Based on the above data, BUIDL Fund is second only to FOBXX (with over $358M). Ondo’s OUSG comes third. On the network front, tokenized US treasuries are concentrated on Stellar and Ethereum.
The US tokenized market cap was above $1.1 billion in late April 2024. However, Boston Consulting Group estimates that the tokenized assets market will reach $16 trillion by 2030.
For BUIDL, the demand could come from crypto firms and exchanges that buy US treasuries as part of their reserves. Instead of going to wirehouses to buy US treasuries, these entities can buy them on-chain from BlackRock through the BUIDL Fund.
Interestingly, crypto users welcomed BlackRock into the space in the typical degen fashion by sending NFTs and memecoins to BUIDL Fund’s wallet addresses. The Fund now boasts memes like PEPE and MEOW per Arkham data.
However, experts view BlackRock's foray into the tokenization space as the beginning.
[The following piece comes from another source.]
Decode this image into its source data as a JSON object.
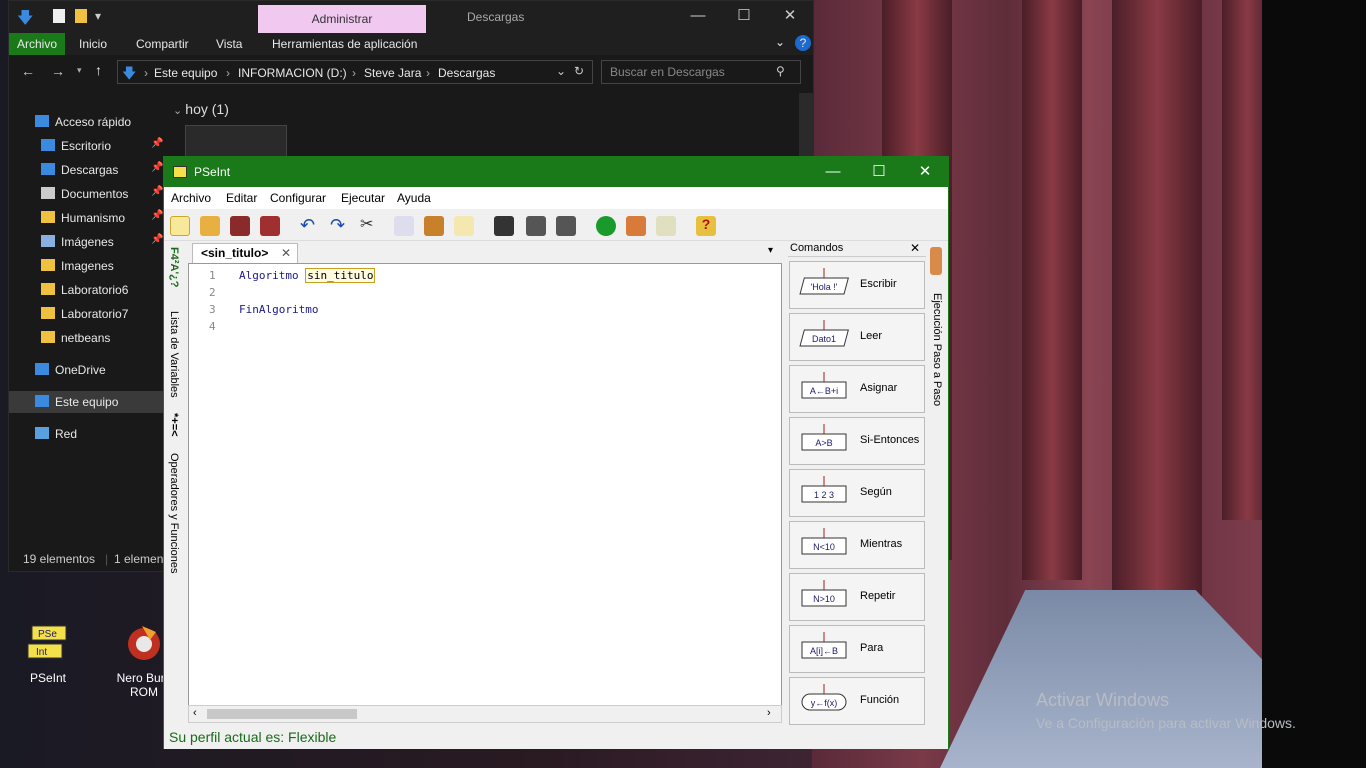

Market watchers view the move as a “vote of confidence” on Ethereum and expect more on-chain products like on-chain funds, securities, debt, real estate, etc.
However, despite the expansive market and sound partnership, BUIDL Fund isn’t entirely risk-free.
It's worth noting that the Fund will issue shares according to Rule 506(c) under the Securities Act of 1933 and Section 3 (c)(7) of the Investment Company Act. However, BUIDL interests aren’t registered with the SEC and won’t be listed on exchanges.
Like the rest of crypto, tokenized assets, including BUIDL, face a risk of regulatory uncertainty, which can affect the performance of these new products.
Besides, BUIDL can only be sold to approved entities. Because it is a new product, limited secondary markets could also limit its liquidity.
Wild Bitcoin volatility could also lead to BUIDL de-pegging from the USD alongside massive outflows that can affect its value.
Additionally, given the several partnerships that ensure round-the-clock settlement, BUIDL is susceptible to counterparty risks, including cyber hacks.
BlackRock’s move into tokenized assets after deploying BUIDL Fund is a game changer in the RWA segment. As the world's largest asset manager, BlackRock's foray into spot BTC ETFs spiked institutional FOMO. Its iShares Bitcoin Trust (IBIT) became one of the best-performing ETFs in history.
The asset manager has now shifted focus to the tokenization of assets, starting with the BUIDL Fund for institutions. After its debut, the Fund recorded impressive growth as firms like Ondo jumped on it for instantaneous settlement.
The renewed demand tipped the US tokenized assets to hit $1B in market cap. More growth opportunities still exist as the market is expected to hit $16 trillion by 2030. However, inherent crypto market risks like regulatory uncertainty can undermine performance.
Nevertheless, BlackRock's foray into spot BTC ETFs and tokenizing assets legitimize crypto in financial markets. Hence, this will be positive for the crypto market in the long run.